In the cold climates of earth, there are multiple environmental stressors that disturb homeostasis in the body’s systems. The most obvious stressor is air temperature that is below skin and core body temperature. As figureillustrates, the balance of heat production from basal metabolic rate, exercise versus heat loss from evaporation, radiation, convection; see post is disrupted; heat loss exceeds production and the central body temperature decreases, sometimes to the point of death by hypothermia rectal temperature approximately C, F or injury by frostbite skin temperature – to C, to F. The second common environmental stressor is air movement across the body. Wind greatly accelerates the loss of body heat, by a removing via convection still warm air layers trapped in insulative clothing, b increasing evaporative cooling when the insulative material is wet, orincreasing evaporative cooling directly from sweat- soaked skin. Antarctic explorer Paul Siple coined the term wind chill to define the combined effect that low air temperature and air movement have on skin. This effect may account for as much as of all heat lost from the body in cold air. Figurepresents the widely recognized windchill chart, which describes the risk of freezing exposed flesh in cold environments. You should note that flesh may freeze in one minute or less, if the windchill is severely low in the increased risk or great risk categories. The risk of whole-body hypothermia also increases as the windchill becomes more severe.

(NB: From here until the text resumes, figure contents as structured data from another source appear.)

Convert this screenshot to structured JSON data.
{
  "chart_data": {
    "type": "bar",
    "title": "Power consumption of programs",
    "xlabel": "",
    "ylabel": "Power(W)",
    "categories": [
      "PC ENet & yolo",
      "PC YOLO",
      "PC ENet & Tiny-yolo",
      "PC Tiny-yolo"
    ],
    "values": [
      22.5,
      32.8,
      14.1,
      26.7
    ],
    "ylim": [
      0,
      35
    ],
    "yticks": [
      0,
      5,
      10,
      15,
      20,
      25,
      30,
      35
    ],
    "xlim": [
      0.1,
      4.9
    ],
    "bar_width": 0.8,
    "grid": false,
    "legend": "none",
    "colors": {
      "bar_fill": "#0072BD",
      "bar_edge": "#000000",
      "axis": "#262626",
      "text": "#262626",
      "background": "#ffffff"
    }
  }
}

How Long After Pregnancy Can You Exercise Photo Gallery




The third environmental stressor that disturbs the homeostasis of the body’s systems and organs is dry air. Air with a very low relative humidity has been identified as a stressor at two sites: the hot, dry desert winds known as the Foehn or Sharav see chapterand cold, dry air that contains pollutants see chapterIn this chapter, the effects of dryness plus cold air will be considered as they affect the smooth muscle surrounding lung and bronchial airways. Inhalation of cold, dry air stimulates exercise-induced bronchospasm EIB, whereas warm, moist air during swimming is tolerated much better by asthmatics and other sensitive individuals. This effect apparently occurs even when warm, dry air is inhaled by healthy adults at high ventilatory rates; in this instance, FEVt is reduced.

Water immersion, of the entire body or the extremities, is the final environmental stressor that may be associated with cold Earth’s cold environments left and cold-induced central body or tissue temperature in various animals right: a hypothermia is defined as a rectal temperature below C; b frostbite occurs when skin temp falls below – to C.

In contrast to wet skin, hair, or clothing, which accelerates evaporative cooling, water immersion which involves convection and conduction may cause faster cooling of core body temperature than any other environment that laborers, soldiers, and athletes face. At rest, the fact that cooling via cold water is – times greater than in air at the same temperature explains why a pilots typically die from hypothermia when they perform emergency landings in the ocean see figure and b ice-water immersion is the most effective whole-body cooling technique see bars f andin figure pageTherefore, whenever working or exercising in a cold environment, you should avoid water immersion.